The second best thing this volume had going for it was the slow transformation of the main character. It’s implied that he and Migi are merging and that his feelings are becoming less and less… moral and sympathetic, I suppose, and more and more parasitic. The transformation is slow, and I appreciate the amount of subtlety and discussion that goes into it.
The third best thing was the reappearance of slit-mouth girl, last seen in volume 3 of Octopus Girl. I missed her so.
How the public will react to an actual parasite attack, or the true nature of the parasite, has yet to be revealed, as does what eventually happens to the main character’s humanity. Both of these are interesting questions, as is the Parasite’s views that they are killing off humans the same way humans kill off everything else. The girl that’s having the human baby is also still hanging around and directing certain things behind the scenes. There’s still a ton of story to go, and it’s still all pretty fresh at this point. I like it a lot.
I liked this volume a little less than the last one, but that didn’t stop this from being one of the most awesome volumes of manga I’ve read all month. I think I liked this one a little less only because they picked a topic and stuck with it instead of jumping around with a lot of really interesting battles.
For the most part, this volume deals with the main character’s mother being taken over by a Parasyte and how the main character has to deal with this. It’s surprisingly effective, and there’s a great battle where, among other things, the main character gets pierced through the heart.
We meet two other Parasytes. One is the one that takes over the mother, and we learn that, for whatever reason, the parasytes have to stick as close to the original host as possible if they need to transfer bodies.

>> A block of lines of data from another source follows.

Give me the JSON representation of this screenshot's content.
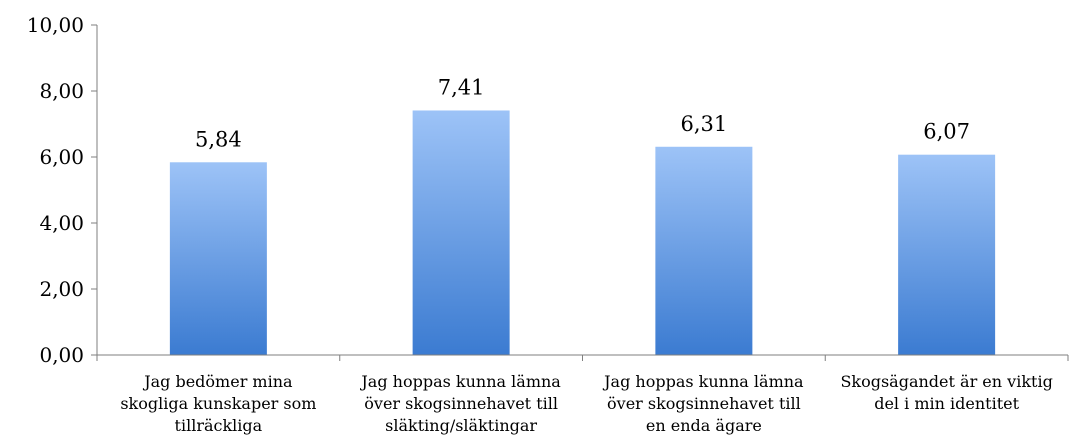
{
  "chart_data": {
    "type": "bar",
    "categories": [
      [
        "Jag bedömer mina",
        "skogliga kunskaper som",
        "tillräckliga"
      ],
      [
        "Jag hoppas kunna lämna",
        "över skogsinnehavet till",
        "släkting/släktingar"
      ],
      [
        "Jag hoppas kunna lämna",
        "över skogsinnehavet till",
        "en enda ägare"
      ],
      [
        "Skogsägandet är en viktig",
        "del i min identitet"
      ]
    ],
    "values": [
      5.84,
      7.41,
      6.31,
      6.07
    ],
    "data_labels": [
      "5,84",
      "7,41",
      "6,31",
      "6,07"
    ],
    "ylim": [
      0,
      10
    ],
    "yticks": [
      "0,00",
      "2,00",
      "4,00",
      "6,00",
      "8,00",
      "10,00"
    ],
    "ytick_values": [
      0,
      2,
      4,
      6,
      8,
      10
    ],
    "grid": false,
    "legend": "none",
    "colors": {
      "bar_top": "#9DC3F7",
      "bar_bottom": "#3B7BD1",
      "axis": "#7F7F7F"
    }
  }
}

This parasyte’s originally had a female body that died, but when he tried to take over a male body, it didn’t work and he had a hard time controlling it. Among other things, he peed his pants while talking to someone else, and it was taken extremely seriously in the context of the story.
The other parasyte winds up being a friend, and the host and parasyte are in similar situations to Migi and the main character. They help in a fight near the end.

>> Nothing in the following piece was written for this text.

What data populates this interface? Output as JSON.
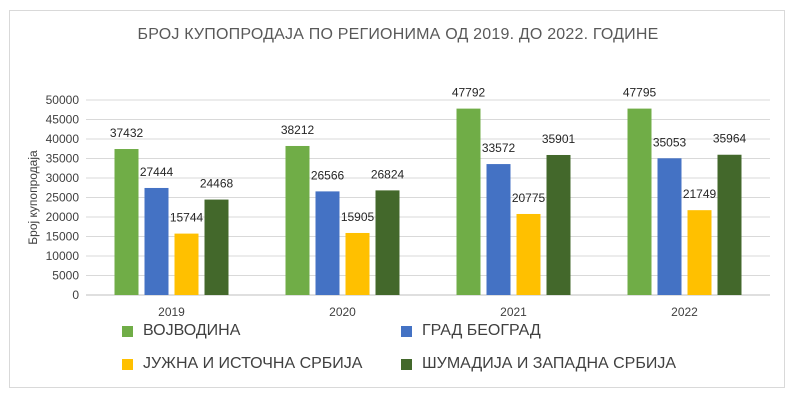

I’m so sad this series comes out at glacier speed and we won’t see another volume until May. It’s SO GOOD otherwise, and I’ll need it hard once Dragon Head ends.
I’m not sure how this series flew under my radar when it was released by Tokyopop and there was only, like, ten manga series coming out. I’m pretty sure I thought it was too manly at the time. It’s also possible that I was brainwashed by every other company back then into believing that anything not drawn by Kia Asamiya was not worth my time.
This is SO AWESOME. It certainly reeks of a heavy-handed envirnmentalist message that repeats, over and over again, that humans are no better or worse than the animals that we kill for food every day, but the fact that I forgive this speaks loads about the rest of the series. It’s also got really… bad art. It’s pretty cool when lions and other things are getting eaten by humans who have turned into a giant set of jaws, but other than that, it’s not really all that cool.
Let me tell you what is cool, though: the parasites. These things are kind of mindless, they take over the human brain and then are able to control the entire body. Mostly though, they like morphing people’s heads into giant unspooling ribbon blades and stuff like that, and also eating other people. None of them, including Migi, understands why murdering is a bad thing. Our featured parasite, the aforementioned Migi, only possesses an arm, which he can detach at will. The arm belongs to a high school kid who is extremely freaked out and is the only one who knows about the parasites. Eventually the parasites get intelligent and start blending into human society. Battles take place a lot. Showdowns.
It’s hard to describe what’s so awesome about this series. It just IS. If you’ve seen the panel floating around of the kid freaking out when his entire arm turns into a penis, that’s the kind of series this is. An awesome one.